Figure 6. Exogenous siRNA-resistant lnc-BATE1 partially rescues gene suppression in brown adipocytes depleted of endogenous lnc-BATE1

(A) Construction of exogenous siRNA-resistant lnc-BATE1 mutant (lnc-BATE1_Exo) from the endogenous transcript (lnc-BATE1_Endo). (B) Schematic illustration of procedure used for rescue experiments. (C) Design of qPCR primer pairs and agarose gel image of the resulting PCR products. Lane 2: lnc-BATE1_Endo or _Exo amplified by P1 primer pair; lane 3: lnc-BATE1_Endo amplified by P2 primer pair; lane 4: lnc-BATE1_Exo amplified by P2M primer pair. (D) Expression (top) and localization (bottom) of total lnc-BATE1 in brown adipocytes infected with GFP control viruses or with lnc-BATE1_Exo viruses prior to transfection with control DsiRNA (DsiC). (E-G) Expression of endogenous or exogenous lnc-BATE1 (E), brown adipocyte markers (F) and general adipogenic markers (G) in brown adipocytes infected with GFP control virus or with lnc-BATE1_Exo virus prior to transfection with control DsiRNA (DsiC) or lnc-BATE1 DsiRNA (Dsi2). Error bars are SEM., n =3. *P ≤0.05, **P ≤0.01.

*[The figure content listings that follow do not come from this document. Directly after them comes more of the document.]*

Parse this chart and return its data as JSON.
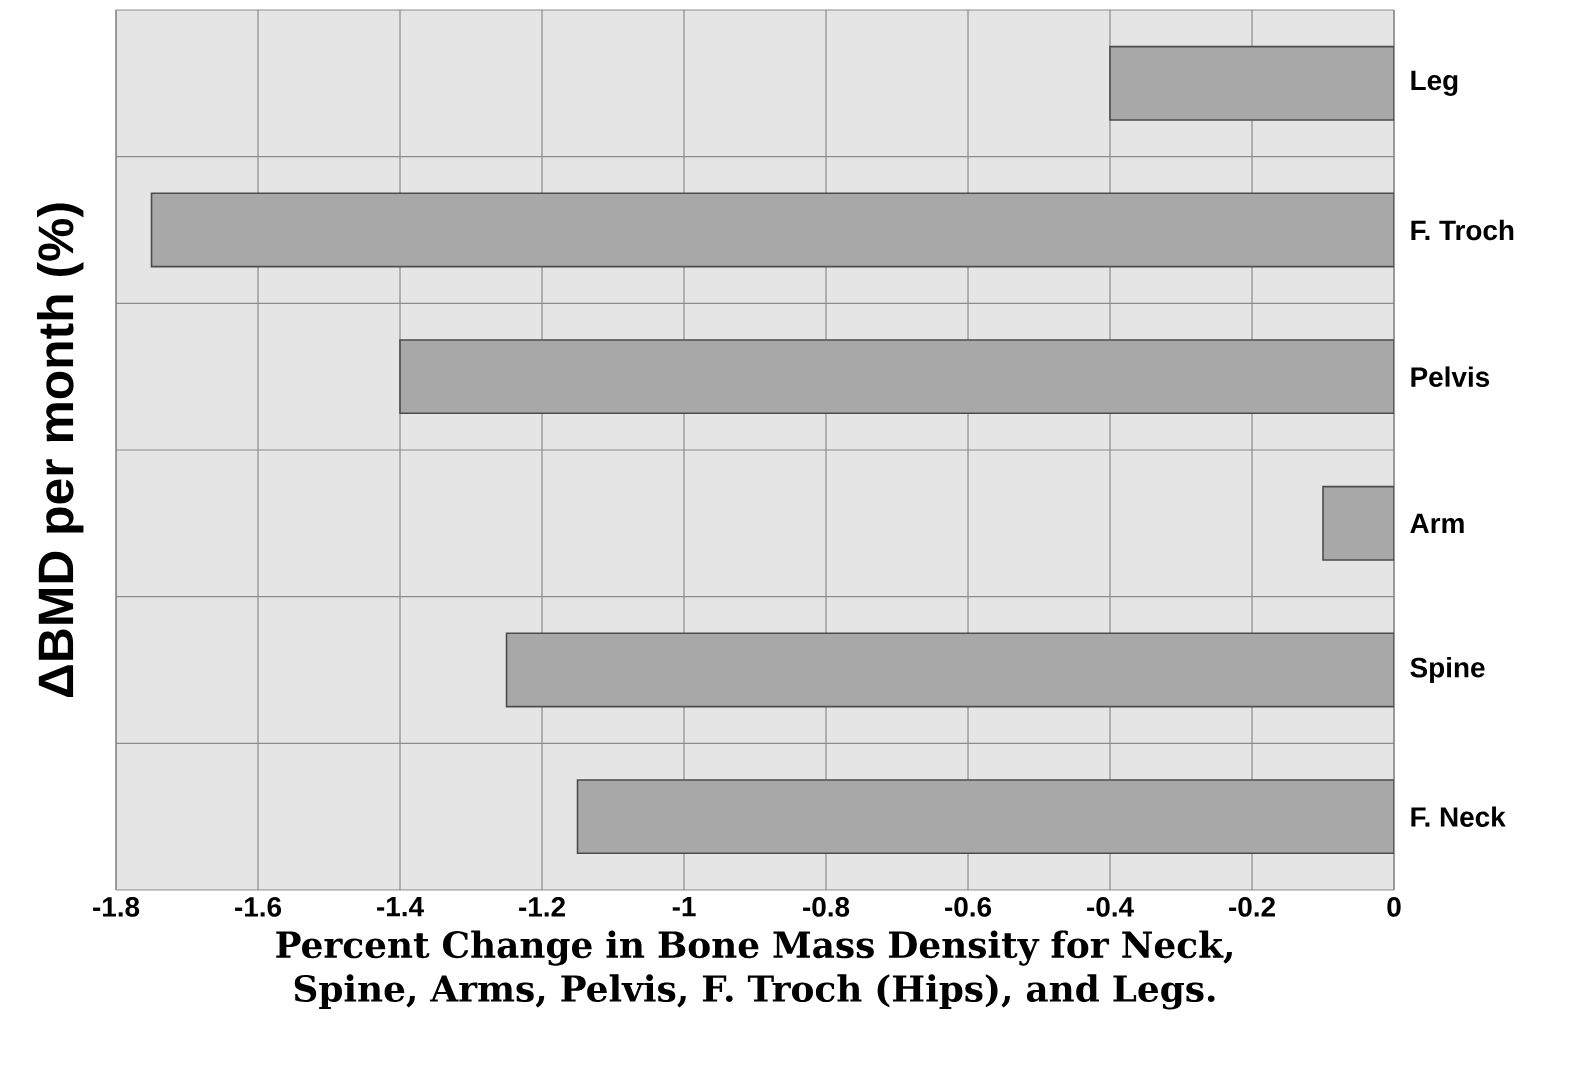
{
  "chart_data": {
    "type": "bar",
    "orientation": "horizontal",
    "xlabel": "Percent Change in Bone Mass Density for Neck, Spine, Arms, Pelvis, F. Troch (Hips), and Legs.",
    "ylabel": "ΔBMD per month (%)",
    "categories": [
      "Leg",
      "F. Troch",
      "Pelvis",
      "Arm",
      "Spine",
      "F. Neck"
    ],
    "values": [
      -0.4,
      -1.75,
      -1.4,
      -0.1,
      -1.25,
      -1.15
    ],
    "color": "#a8a8a8",
    "xlim": [
      -1.8,
      0
    ],
    "xticks": [
      -1.8,
      -1.6,
      -1.4,
      -1.2,
      -1,
      -0.8,
      -0.6,
      -0.4,
      -0.2,
      0
    ],
    "grid": true
  }
}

Figure 7. lnc-BATE1 interacts with hnRNP U, which is required for brown adipocyte differentiation

(A) Oil red O staining of brown adipocytes differentiated in culture upon siRNA-mediated hnRNP U KD. (B) Expression of hnRNP U and marker genes in cultured brown adipocytes following hnRNP U KD, quantified by qPCR. (C-D) Association between endogenous lnc-BATE1 and hnRNP U in the nucleus of cultured brown adipocytes. RNA immunoprecipitation (RIP) enrichment was assessed as RNA associated to hnRNP U or Suz12 relative to IgG control by qPCR (C) or Western blot (D). (E) lnc-BATE1 and hnRNP U specifically interact in vitro. Western blots for biotin-RNA pull-down show specific interaction between lnc-BATE1 and hnRNP U but not GAPDH or HuR protein, which specifically interacts with androgen receptor (AR) 3’UTR RNA. Error bars are SEM., n =3. *P ≤0.05, **P ≤0.01.